从修复室那边离开,鹤丸国永三步并作两步地赶向了天守阁那边。
有些东西只是靠讯息汇报还是不够直观,他还是直接去找审神者说明吧。
踩着小楼侧边的木架子,鹤丸国永一个翻身,从窗户翻进了天守阁内部,刚好打断了在整理出阵情况的压切长谷部。
“喂!你这家伙,想要面见主上就好好地走门啊!”压切长谷部一回头,有些火大地训斥道。
鹤丸国永摆了摆手,简单往压切长谷部那边双手并起拜了拜就直接切入正题:“主,关于另一振鹤丸,我有事情想告诉你。”

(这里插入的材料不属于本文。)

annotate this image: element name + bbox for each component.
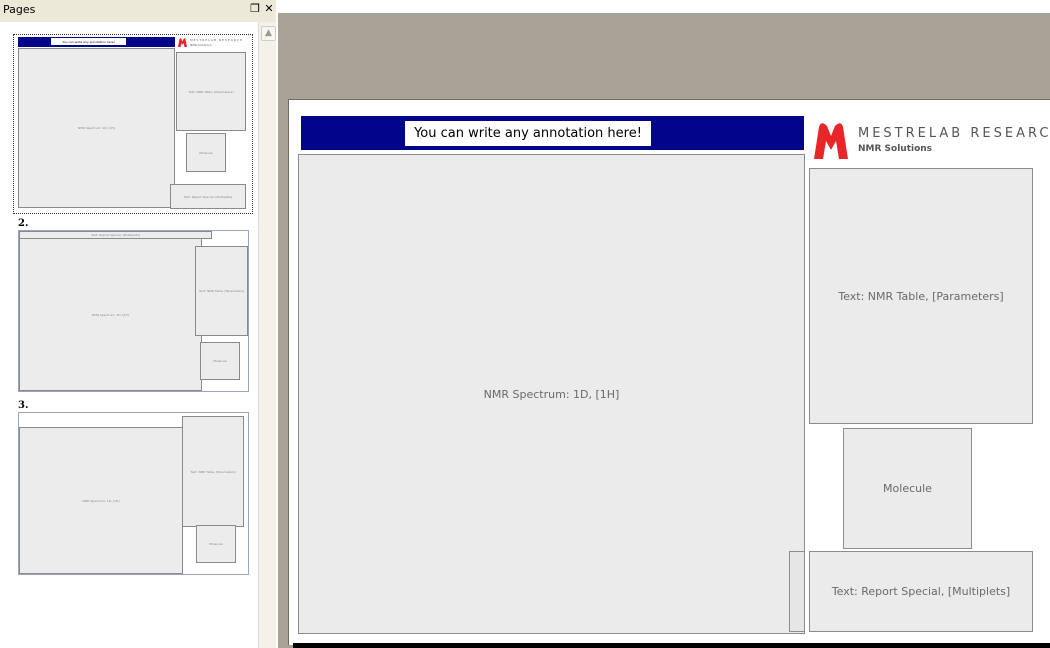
annotation-text[interactable]: You can write any annotation here! xyxy=(405,121,651,146)
report-special-overlap xyxy=(789,551,805,632)
thumb-nmr-table: Text: NMR Table, [Parameters] xyxy=(182,416,244,527)
pages-scrollbar[interactable]: ▲ xyxy=(258,22,277,648)
pages-panel-title: Pages xyxy=(3,3,36,16)
thumb-spectrum: NMR Spectrum: 1D, [1H] xyxy=(19,427,183,574)
report-special-box[interactable]: Text: Report Special, [Multiplets] xyxy=(809,551,1033,632)
thumb-molecule: Molecule xyxy=(200,342,240,380)
page-number-3: 3. xyxy=(18,400,29,411)
page-shadow xyxy=(293,643,1050,648)
thumb-annotation: You can write any annotation here! xyxy=(51,38,126,45)
page-thumbnail-3[interactable]: NMR Spectrum: 1D, [1H] Text: NMR Table, … xyxy=(18,412,249,575)
thumb-logo-text: MESTRELAB RESEARCH xyxy=(190,38,244,42)
molecule-box[interactable]: Molecule xyxy=(843,428,972,549)
thumb-spectrum: NMR Spectrum: 1D, [1H] xyxy=(19,238,202,391)
page-thumbnail-1[interactable]: You can write any annotation here! MESTR… xyxy=(13,34,253,214)
thumb-molecule: Molecule xyxy=(186,133,226,172)
thumb-nmr-table: Text: NMR Table, [Parameters] xyxy=(195,246,248,336)
thumb-molecule: Molecule xyxy=(196,525,236,563)
thumb-spectrum: NMR Spectrum: 1D, [1H] xyxy=(18,48,175,208)
window-restore-icon[interactable]: ❒ xyxy=(248,2,262,16)
page-number-2: 2. xyxy=(18,218,29,229)
pages-list: 1. You can write any annotation here! ME… xyxy=(0,22,258,648)
page-thumbnail-2[interactable]: Text: Report Special, [Multiplets] NMR S… xyxy=(18,230,249,392)
scroll-up-arrow-icon[interactable]: ▲ xyxy=(261,26,276,41)
logo-title: MESTRELAB RESEARCH xyxy=(858,126,1050,141)
nmr-table-box[interactable]: Text: NMR Table, [Parameters] xyxy=(809,168,1033,424)
thumb-nmr-table: Text: NMR Table, [Parameters] xyxy=(176,52,246,131)
close-icon[interactable]: ✕ xyxy=(262,2,276,16)
nmr-spectrum-box[interactable]: NMR Spectrum: 1D, [1H] xyxy=(298,154,805,634)
pages-panel-header: Pages ❒ ✕ xyxy=(0,0,276,23)
mestrelab-logo-icon xyxy=(178,38,187,47)
thumb-report: Text: Report Special, [Multiplets] xyxy=(170,184,246,209)
mestrelab-logo-icon xyxy=(814,123,848,159)
thumb-logo-sub: NMR Solutions xyxy=(190,43,212,47)
logo-subtitle: NMR Solutions xyxy=(858,144,933,154)
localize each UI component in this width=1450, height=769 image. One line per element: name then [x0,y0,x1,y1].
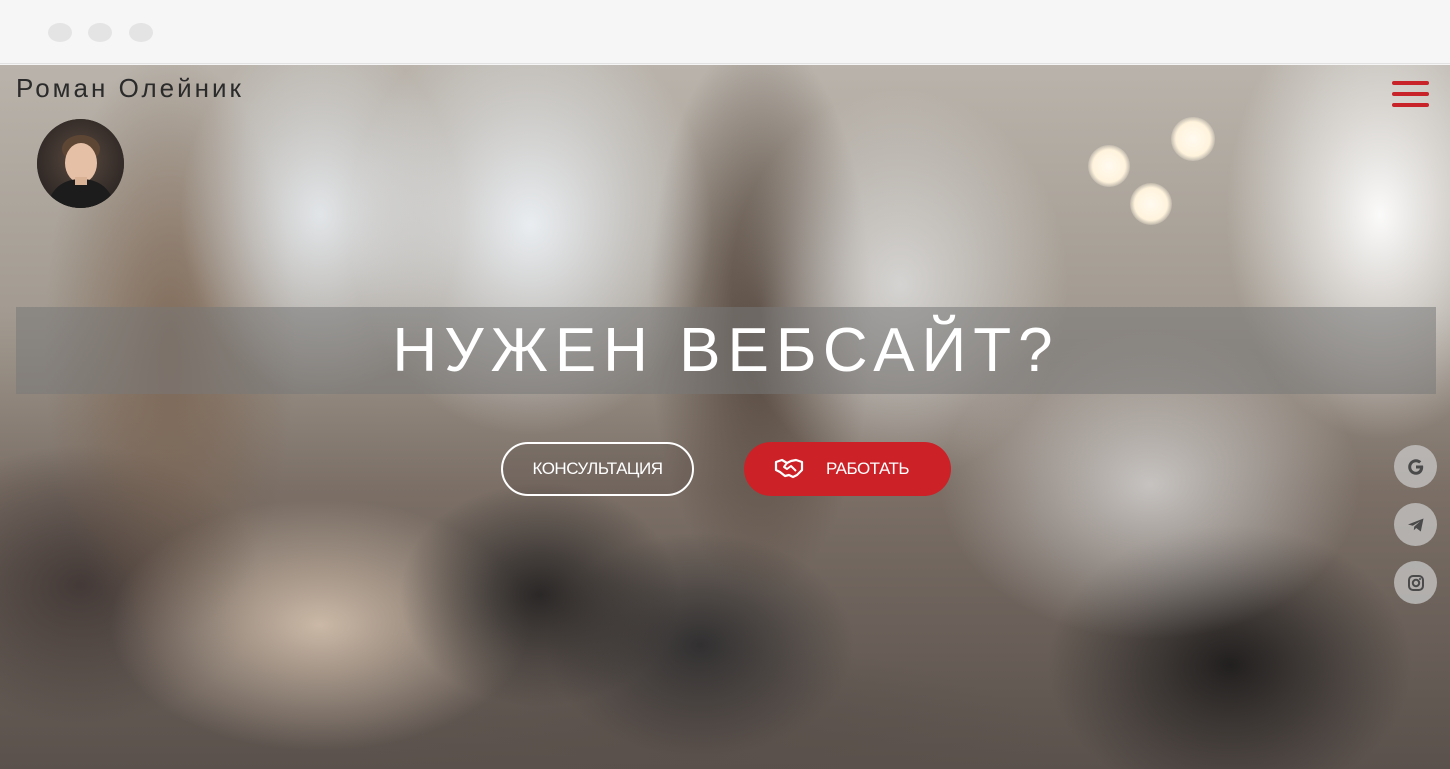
window-dot-minimize[interactable] [88,23,112,42]
work-button-label: РАБОТАТЬ [825,459,910,478]
avatar-portrait-icon [37,119,124,208]
handshake-icon [774,458,804,479]
browser-title-bar [0,0,1450,64]
avatar [37,119,124,208]
telegram-icon [1407,518,1423,531]
window-dot-close[interactable] [48,23,72,42]
lamp-bokeh [1171,117,1215,161]
lamp-bokeh [1130,183,1172,225]
window-dot-maximize[interactable] [129,23,153,42]
consultation-button[interactable]: КОНСУЛЬТАЦИЯ [501,442,694,496]
office-background-image [0,65,1450,769]
instagram-link[interactable] [1394,561,1437,604]
telegram-link[interactable] [1394,503,1437,546]
lamp-bokeh [1088,145,1130,187]
headline-band: НУЖЕН ВЕБСАЙТ? [16,307,1436,394]
instagram-icon [1407,574,1424,591]
hero-section: Роман Олейник НУЖЕН ВЕБСАЙТ? КОНСУЛЬТАЦИ… [0,65,1450,769]
consultation-button-label: КОНСУЛЬТАЦИЯ [532,459,664,478]
google-icon [1407,458,1423,475]
page-title: НУЖЕН ВЕБСАЙТ? [392,316,1060,385]
work-button[interactable]: РАБОТАТЬ [744,442,951,496]
google-link[interactable] [1394,445,1437,488]
hamburger-menu-icon[interactable] [1392,81,1430,109]
brand-name[interactable]: Роман Олейник [16,73,244,104]
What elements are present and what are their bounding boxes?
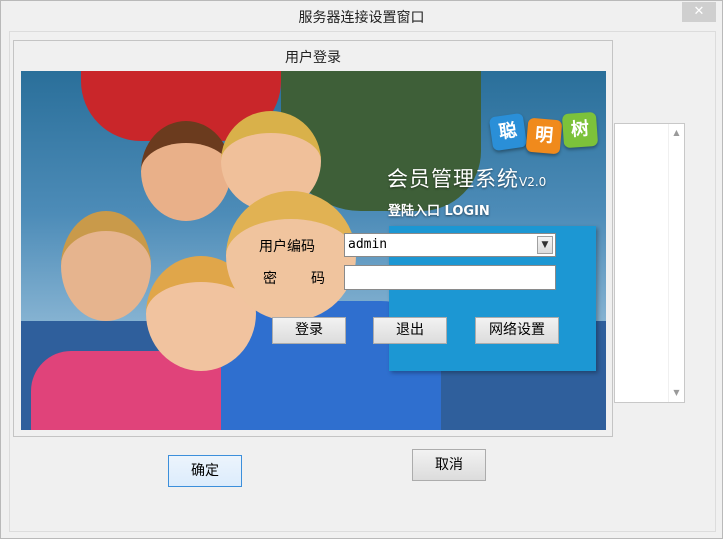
window-title: 服务器连接设置窗口 <box>298 10 425 26</box>
brand-logo: 聪 明 树 <box>488 109 601 159</box>
exit-button[interactable]: 退出 <box>373 317 447 344</box>
logo-tile: 明 <box>525 117 563 155</box>
system-version: V2.0 <box>519 175 547 189</box>
close-icon: ✕ <box>693 4 705 19</box>
user-login-panel: 用户登录 聪 明 树 会员管理系统V2.0 登陆入口 LOGIN 用户编码 ad… <box>13 40 613 437</box>
scroll-up-icon[interactable]: ▲ <box>669 126 684 140</box>
network-settings-button[interactable]: 网络设置 <box>475 317 559 344</box>
ok-button[interactable]: 确定 <box>168 455 242 487</box>
photo-face <box>226 191 356 321</box>
log-textarea[interactable]: ▲ ▼ <box>614 123 685 403</box>
logo-tile: 聪 <box>488 112 528 152</box>
cancel-button[interactable]: 取消 <box>412 449 486 481</box>
login-background-image: 聪 明 树 会员管理系统V2.0 登陆入口 LOGIN 用户编码 admin ▼… <box>21 71 606 430</box>
username-combobox[interactable]: admin ▼ <box>344 233 556 257</box>
logo-tile: 树 <box>561 111 599 149</box>
password-input[interactable] <box>344 265 556 290</box>
password-label-char-1: 密 <box>263 271 277 287</box>
title-bar[interactable]: 服务器连接设置窗口 ✕ <box>1 1 722 31</box>
password-label-char-2: 码 <box>311 271 325 287</box>
username-label: 用户编码 <box>259 239 315 255</box>
server-connection-window: 服务器连接设置窗口 ✕ ▲ ▼ 用户登录 聪 明 树 会员管理系统V2.0 登陆… <box>0 0 723 539</box>
client-area: ▲ ▼ 用户登录 聪 明 树 会员管理系统V2.0 登陆入口 LOGIN 用户编… <box>9 31 716 532</box>
chevron-down-icon[interactable]: ▼ <box>537 236 553 254</box>
username-value: admin <box>348 237 388 252</box>
login-entry-label: 登陆入口 LOGIN <box>388 204 490 219</box>
scroll-down-icon[interactable]: ▼ <box>669 386 684 400</box>
close-button[interactable]: ✕ <box>682 2 716 22</box>
system-name: 会员管理系统 <box>387 167 519 191</box>
photo-face <box>61 211 151 321</box>
login-button[interactable]: 登录 <box>272 317 346 344</box>
photo-face <box>141 121 231 221</box>
login-panel-title: 用户登录 <box>285 50 341 66</box>
vertical-scrollbar[interactable]: ▲ ▼ <box>668 124 684 402</box>
system-title: 会员管理系统V2.0 <box>387 163 546 193</box>
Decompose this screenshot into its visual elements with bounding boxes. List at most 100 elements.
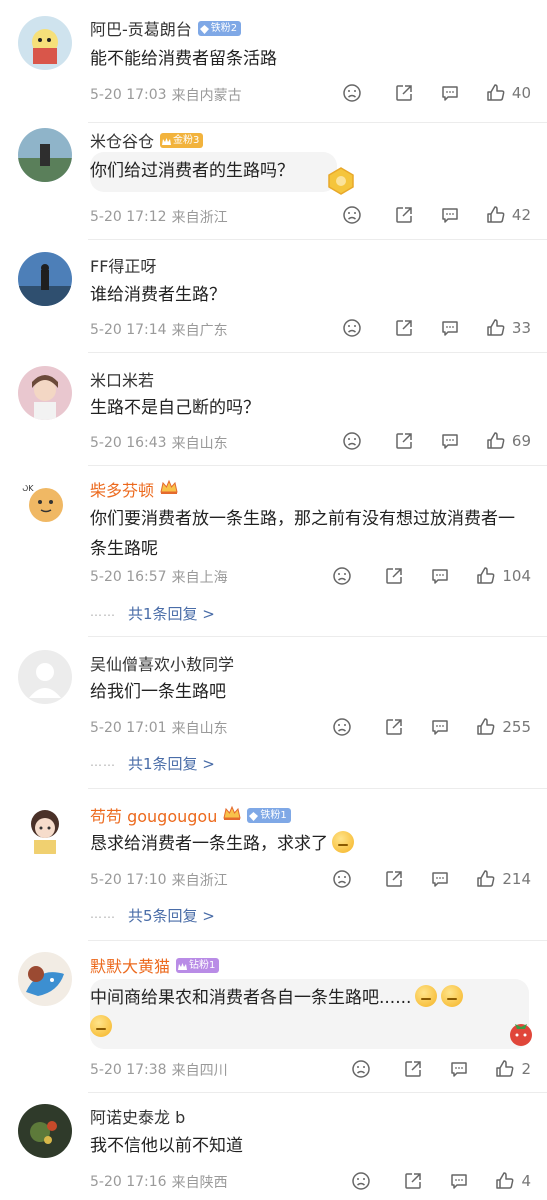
reply-button[interactable] (440, 318, 460, 338)
comment-text[interactable]: 你们要消费者放一条生路，那之前有没有想过放消费者一条生路呢 (90, 504, 529, 564)
comment-text[interactable]: 生路不是自己断的吗？ (90, 393, 529, 423)
comment-text[interactable]: 恳求给消费者一条生路，求求了 (90, 829, 529, 859)
share-button[interactable] (394, 431, 414, 451)
frown-face-icon (342, 431, 362, 451)
comment-text[interactable]: 能不能给消费者留条活路 (90, 44, 529, 74)
comment-text-content: 恳求给消费者一条生路，求求了 (90, 834, 328, 854)
frown-face-icon (351, 1059, 371, 1079)
reply-button[interactable] (449, 1171, 469, 1191)
avatar[interactable] (18, 650, 72, 704)
avatar[interactable] (18, 252, 72, 306)
comment-text[interactable]: 我不信他以前不知道 (90, 1131, 529, 1161)
dislike-button[interactable] (342, 205, 362, 225)
avatar[interactable] (18, 366, 72, 420)
username[interactable]: 苟苟 gougougou (90, 803, 217, 827)
comment-text[interactable]: 中间商给果农和消费者各自一条生路吧...... (90, 979, 529, 1049)
thumbs-up-icon (486, 83, 506, 103)
username[interactable]: 默默大黄猫 (90, 953, 170, 977)
avatar[interactable] (18, 16, 72, 70)
share-icon (394, 83, 414, 103)
like-button[interactable]: 4 (495, 1171, 531, 1191)
dislike-button[interactable] (342, 431, 362, 451)
username[interactable]: FF得正呀 (90, 253, 156, 277)
fan-badge: 铁粉2 (197, 20, 242, 36)
reply-button[interactable] (440, 83, 460, 103)
like-button[interactable]: 42 (486, 205, 531, 225)
dislike-button[interactable] (342, 318, 362, 338)
divider (88, 636, 547, 637)
divider (88, 465, 547, 466)
like-button[interactable]: 40 (486, 83, 531, 103)
comment-date: 5-20 17:12 (90, 209, 167, 225)
view-replies-link[interactable]: ⋯⋯ 共5条回复 > (90, 905, 215, 926)
avatar[interactable] (18, 1104, 72, 1158)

“他的身体里还有另一个没有失去记忆,并且可以被喊出来的鹤丸国永。”
“虽然不知道那个鹤丸国永究竟是什么定义的存在,他们两个又究竟算是什么关系,但至少可以清楚,他们两个大概都是无害的存在。”只不过现在可以推翻这个结论了。
他沉沉地说出了这次前来,真正想要告知审神者的信息。
——“也许还有其他的东西混了进来,可以控制他。”
回想起刚刚在部屋里见到的那幅场景,鹤丸国永的面色冷了下来,一五一十地告知了在场的两人。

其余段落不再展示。